Was the survey sent to 1248 randomly selected ratepayers of which only 27.7% or 345 rate payers responded? if so the cost of getting this information was $104 per ratepayer. If in fact 1248 was the total of replies the cost of getting this apparantly vital information was almost $29.00 per rate payer. Way to go Dunedin Council, yet another example of how to throw money down the nearest drain. Coupled with Mayor Cull's overseas trip costing $18,000 we have a total weekly announcent of $54,000 of feel good council expenditure. Isn't life great when you are spending other peoples money?
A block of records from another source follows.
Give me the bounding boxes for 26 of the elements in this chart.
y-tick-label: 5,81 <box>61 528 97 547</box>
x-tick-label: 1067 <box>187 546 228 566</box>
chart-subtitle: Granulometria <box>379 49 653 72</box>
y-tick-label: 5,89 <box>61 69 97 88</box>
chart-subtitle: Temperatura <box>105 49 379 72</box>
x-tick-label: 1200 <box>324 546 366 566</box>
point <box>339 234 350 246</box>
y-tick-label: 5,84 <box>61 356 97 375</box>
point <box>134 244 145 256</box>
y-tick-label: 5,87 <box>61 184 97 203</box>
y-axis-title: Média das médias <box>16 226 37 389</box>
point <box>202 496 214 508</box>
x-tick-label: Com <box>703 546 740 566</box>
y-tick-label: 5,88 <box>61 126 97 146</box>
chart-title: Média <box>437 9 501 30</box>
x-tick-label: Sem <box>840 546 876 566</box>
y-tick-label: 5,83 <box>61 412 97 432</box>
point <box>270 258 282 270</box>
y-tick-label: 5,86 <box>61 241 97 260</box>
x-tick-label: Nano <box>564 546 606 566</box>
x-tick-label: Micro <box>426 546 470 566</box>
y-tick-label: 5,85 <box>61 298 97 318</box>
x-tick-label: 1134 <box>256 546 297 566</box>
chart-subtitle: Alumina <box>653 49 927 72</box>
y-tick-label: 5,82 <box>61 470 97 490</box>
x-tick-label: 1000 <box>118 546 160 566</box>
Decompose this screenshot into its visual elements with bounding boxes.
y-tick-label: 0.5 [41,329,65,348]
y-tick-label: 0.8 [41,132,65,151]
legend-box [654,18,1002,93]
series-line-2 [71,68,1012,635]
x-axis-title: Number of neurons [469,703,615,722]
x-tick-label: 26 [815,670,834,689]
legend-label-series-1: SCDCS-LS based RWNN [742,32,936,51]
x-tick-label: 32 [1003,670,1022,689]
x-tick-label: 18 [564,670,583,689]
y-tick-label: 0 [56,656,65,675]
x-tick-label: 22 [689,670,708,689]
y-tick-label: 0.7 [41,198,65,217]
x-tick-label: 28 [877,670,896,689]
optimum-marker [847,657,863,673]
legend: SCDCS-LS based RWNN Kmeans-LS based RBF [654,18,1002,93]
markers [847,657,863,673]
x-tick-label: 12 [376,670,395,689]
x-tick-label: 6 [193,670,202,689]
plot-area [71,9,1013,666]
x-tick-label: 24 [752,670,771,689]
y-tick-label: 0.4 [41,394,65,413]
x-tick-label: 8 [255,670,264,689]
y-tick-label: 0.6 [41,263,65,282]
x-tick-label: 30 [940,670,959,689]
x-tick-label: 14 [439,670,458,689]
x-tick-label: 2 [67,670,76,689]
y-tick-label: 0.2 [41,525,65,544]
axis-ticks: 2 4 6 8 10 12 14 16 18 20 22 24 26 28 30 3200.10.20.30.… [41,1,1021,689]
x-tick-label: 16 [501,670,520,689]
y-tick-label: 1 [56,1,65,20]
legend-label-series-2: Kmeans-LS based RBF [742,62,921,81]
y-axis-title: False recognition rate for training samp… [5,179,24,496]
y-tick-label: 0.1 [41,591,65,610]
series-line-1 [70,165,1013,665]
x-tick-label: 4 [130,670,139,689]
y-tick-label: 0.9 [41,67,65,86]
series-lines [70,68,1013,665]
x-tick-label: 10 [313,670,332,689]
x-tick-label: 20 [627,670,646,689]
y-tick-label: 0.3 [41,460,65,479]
Rate payers really satisfied?

So Dave Cull tells us his Council has no mandate to promote economic growth. The current and previous Councils have effectively squandered the now $650 million in consolidated debt, up from $20 million in 2009. The 10 year plan Mayor Cull and his Council came up with obviously isn't a priority any longer. Wasn't the Stadium supposed to be part of Dunedins economic growth? The Chinese Gardens, the $42 million upgrade of the Settlers Museum, the $1 million to put a train in a glass case. How about the Town Hall upgrade and the about to be constructed cycleways? Are these not Council decisions based on plans for economic growth? I guess this survey means all is well in Dunedin and the daily business closures and dozens of empty shops are the responsibility of Central Government. What exactly are you responsible for Mr Cull? It seems you think the debt laden mess we rate payers find ourselves in is the National Governments fault. I'm not sure that is going to wash but good try anyway.

Dear Dave


"Mayor Dave Cull said it was ironic the community rated economic development, jobs and businesses so highly given changes to local Government meant councils no longer had a mandate to work in that area."

I don't find that surprising given most residents probably aren't aware of this mandate change by central government. And with all the economic development rhetoric from the DCC, Otago Chamber of Commerce and the like it is not unreasonable to believe that the DCC still is a major player.

So if the DCC has no manadate in this area can Dave Cull please explain the '$10,000, 10,000 jobs, 10 year' policy? And can the Otago Chamber of Commerce please stop asking for 'handouts' from the DCC?